Tim Leunig and Henry Overman have a fantastic paper on this, but the TL;DR is that the planning system has constrained the size of our most productive cities (think London, Cambridge, York, etc…) well below where they naturally ‘want’ to be. These places have good jobs with high wages, so people are willing to pay a significant premium to live there. Building more homes here is the single best thing we can do both to solve the housing crisis as well as boost economic growth. Letting people move to high wage areas like these means they have access to better, higher paying jobs.

This graph from the Resolution Foundation shows just how badly land is misallocated in London and the South East.

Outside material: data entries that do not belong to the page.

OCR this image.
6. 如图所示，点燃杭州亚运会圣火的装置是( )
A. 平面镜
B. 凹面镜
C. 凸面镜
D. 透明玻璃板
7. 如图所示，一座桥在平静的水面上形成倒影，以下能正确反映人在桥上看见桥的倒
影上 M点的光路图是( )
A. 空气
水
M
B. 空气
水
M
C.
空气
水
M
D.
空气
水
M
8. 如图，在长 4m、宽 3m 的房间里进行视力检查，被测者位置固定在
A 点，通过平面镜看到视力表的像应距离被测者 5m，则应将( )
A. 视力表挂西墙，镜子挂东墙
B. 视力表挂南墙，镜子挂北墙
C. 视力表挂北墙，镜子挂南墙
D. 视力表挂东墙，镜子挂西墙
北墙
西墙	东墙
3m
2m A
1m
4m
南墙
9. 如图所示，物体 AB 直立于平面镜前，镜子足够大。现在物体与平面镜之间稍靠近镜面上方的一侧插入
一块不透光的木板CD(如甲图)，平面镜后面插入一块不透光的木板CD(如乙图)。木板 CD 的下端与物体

Chart showing land value estimates, £ per hectare, by type of land use and region: England, 2019

Land with permission for homes in London is worth 7x more than the same hectare used for industrial uses and 14,000x more than if it were agricultural. Not only are these values much higher in London (as we would expect), but the ratio of residential to industrial value is much higher.

In the East of England, a hectare of land worth £500,000 in industrial use becomes worth 2.4 times more with permission for homes. In London that ratio is 3 times more. The value of a hectare with homes, £36 million, is 7.2x greater than the value if the land is limited only to industrial uses.

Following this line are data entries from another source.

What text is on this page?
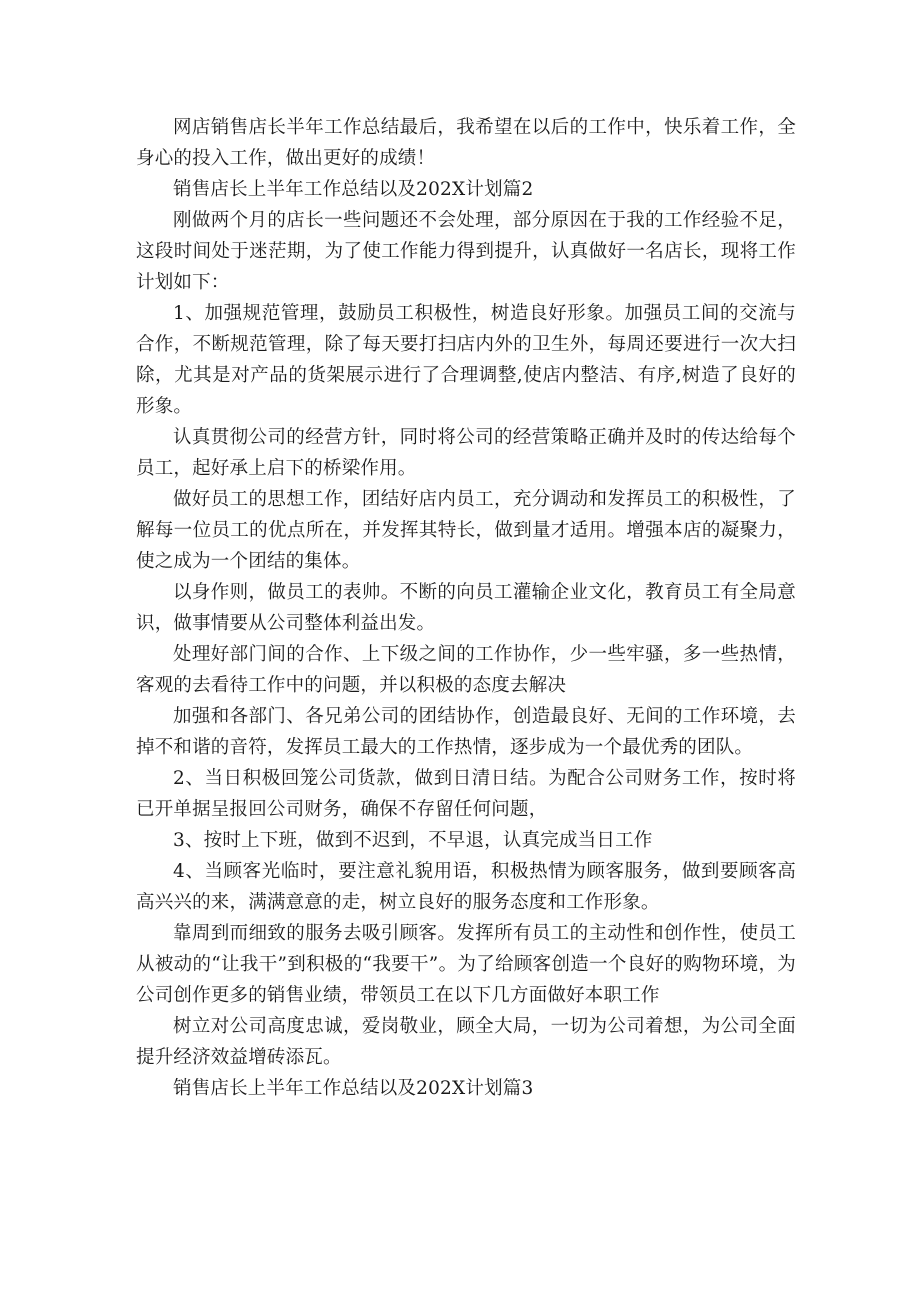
网店销售店长半年工作总结最后，我希望在以后的工作中，快乐着工作，全身心的投入工作，做出更好的成绩！

销售店长上半年工作总结以及202X计划篇2

刚做两个月的店长一些问题还不会处理，部分原因在于我的工作经验不足，这段时间处于迷茫期，为了使工作能力得到提升，认真做好一名店长，现将工作计划如下：

1、加强规范管理，鼓励员工积极性，树造良好形象。加强员工间的交流与合作，不断规范管理，除了每天要打扫店内外的卫生外，每周还要进行一次大扫除，尤其是对产品的货架展示进行了合理调整,使店内整洁、有序,树造了良好的形象。

认真贯彻公司的经营方针，同时将公司的经营策略正确并及时的传达给每个员工，起好承上启下的桥梁作用。

做好员工的思想工作，团结好店内员工，充分调动和发挥员工的积极性，了解每一位员工的优点所在，并发挥其特长，做到量才适用。增强本店的凝聚力，使之成为一个团结的集体。

以身作则，做员工的表帅。不断的向员工灌输企业文化，教育员工有全局意识，做事情要从公司整体利益出发。

处理好部门间的合作、上下级之间的工作协作，少一些牢骚，多一些热情，客观的去看待工作中的问题，并以积极的态度去解决

加强和各部门、各兄弟公司的团结协作，创造最良好、无间的工作环境，去掉不和谐的音符，发挥员工最大的工作热情，逐步成为一个最优秀的团队。

2、当日积极回笼公司货款，做到日清日结。为配合公司财务工作，按时将已开单据呈报回公司财务，确保不存留任何问题，

3、按时上下班，做到不迟到，不早退，认真完成当日工作

4、当顾客光临时，要注意礼貌用语，积极热情为顾客服务，做到要顾客高高兴兴的来，满满意意的走，树立良好的服务态度和工作形象。

靠周到而细致的服务去吸引顾客。发挥所有员工的主动性和创作性，使员工从被动的“让我干”到积极的“我要干”。为了给顾客创造一个良好的购物环境，为公司创作更多的销售业绩，带领员工在以下几方面做好本职工作

树立对公司高度忠诚，爱岗敬业，顾全大局，一切为公司着想，为公司全面提升经济效益增砖添瓦。

销售店长上半年工作总结以及202X计划篇3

That’s not to say there’s no demand for industrial land in London: it is the second most valuable usage type on our chart, after London residential, narrowly beating out residential use in the wider South East. But these figures show us clearly: that there is too little land for homes so people are willing to pay more for land for homes than for other uses.

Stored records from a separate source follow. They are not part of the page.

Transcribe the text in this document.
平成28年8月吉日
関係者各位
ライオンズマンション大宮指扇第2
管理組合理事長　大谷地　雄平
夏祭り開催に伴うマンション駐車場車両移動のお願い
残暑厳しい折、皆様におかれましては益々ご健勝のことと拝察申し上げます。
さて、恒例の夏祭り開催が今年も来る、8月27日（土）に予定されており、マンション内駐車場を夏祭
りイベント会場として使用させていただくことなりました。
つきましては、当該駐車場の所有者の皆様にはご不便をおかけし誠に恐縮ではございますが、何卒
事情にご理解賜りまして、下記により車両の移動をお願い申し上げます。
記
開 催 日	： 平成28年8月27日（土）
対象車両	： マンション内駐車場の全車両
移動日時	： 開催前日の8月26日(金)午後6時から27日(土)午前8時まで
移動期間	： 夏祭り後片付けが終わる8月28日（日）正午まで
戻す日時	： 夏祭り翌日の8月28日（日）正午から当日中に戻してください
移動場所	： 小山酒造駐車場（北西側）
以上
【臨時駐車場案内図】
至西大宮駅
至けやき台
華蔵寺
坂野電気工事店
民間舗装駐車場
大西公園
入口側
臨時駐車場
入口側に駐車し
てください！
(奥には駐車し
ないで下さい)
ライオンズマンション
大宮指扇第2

2. Some areas are expensive, but building there is tricky

Leunig and Overman also make another key point that is often missing from the housing debate: some areas are expensive, but building more homes there may damage the amenity value that makes people want to live there. Building more homes in London will generally be value-creating: it creates more economic value through providing access to good jobs. Building more homes actually grows the economy, because of the increased agglomeration effects. 

But consider a small town, nestled in a National Park or beautiful landscape: here prices per square metre may be very high indeed. The Lake District is immediately obvious on the map for its expensive prices, but if we built thousands and thousands of unattractive homes around Windermere it’s unlikely we’d see high tech industry spring up. Instead we might destroy economic value by tarnishing  the very natural beauty of the area which creates that value.

3. Beware high capital stock

The Resolution Foundation’s Economy 2030 Report makes a key point that is easy to overlook. In some areas of the country, like Sunderland, the high productivity observed derives not from easily expandable agglomeration effects of knowledge workers, but through high existing capital stocks in specialised factories. If we build homes in places like this, we cannot assume that people who move there are easily able to get those same, higher than average productivity, jobs. This is because those jobs need significant capital spend to support them. Simply adding homes here won’t overcome the other serious hurdles to fixing growth in these sectors.

Conclusion

Location matters. To solve the housing crisis we need to pay attention to economic geography and build in the highest productivity places. This is not just because that’s where people want to live (though they demonstrably do), but because building homes in places like Cambridge, Oxford, York and London is the closest thing we have to a surefire magic growth serum.